Draco ficou o encarando por alguns segundos, como se tentasse entender o que se passava. Fechou os olhos novamente, e ainda conseguia ver algumas das imagens horríveis que havia acabado de reviver. Sacudindo a cabeça, esperando que todas desaparecessem, abriu os olhos novamente e falou decidido, como há muito tempo não falava:

"Eu faço qualquer coisa para nunca mais voltar para lá."


N/B: Gemola, você sabe como eu estou amando essa fic, né?

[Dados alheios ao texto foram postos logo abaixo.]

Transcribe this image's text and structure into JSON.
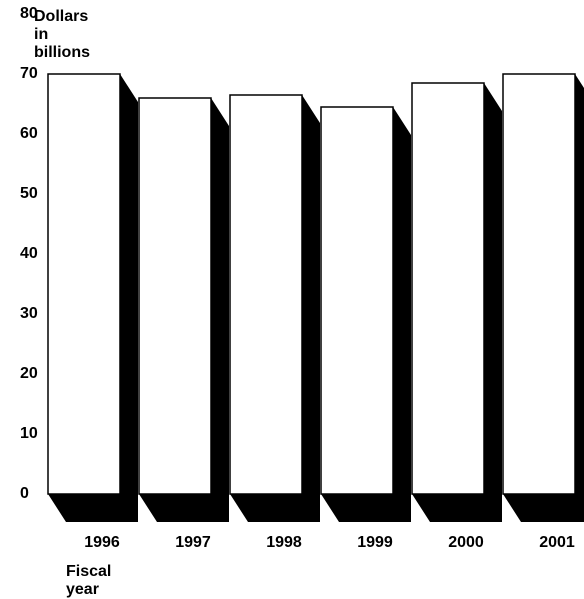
{
  "chart_data": {
    "type": "bar",
    "ylabel": "Dollars in billions",
    "xlabel": "Fiscal year",
    "categories": [
      "1996",
      "1997",
      "1998",
      "1999",
      "2000",
      "2001"
    ],
    "values": [
      70,
      66,
      66.5,
      64.5,
      68.5,
      70
    ],
    "ylim": [
      0,
      80
    ],
    "yticks": [
      "0",
      "10",
      "20",
      "30",
      "40",
      "50",
      "60",
      "70",
      "80"
    ],
    "grid": false,
    "style": "3d-shadow",
    "colors": {
      "bar_face": "#ffffff",
      "bar_shadow": "#000000",
      "outline": "#000000"
    }
  }
}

Esse capítulo ficou sensacional, muito engraçado! Aposto como as pessoas vão morrer de rir... E o mais importante é que você goste, se divirta, e não nos abandone, pobres mortais leitores (ainda num acredito no que a Mocha fez...)! Ti anhamu!

N/A: Por isso que eu amo essa menina! A melhor beta do mundo!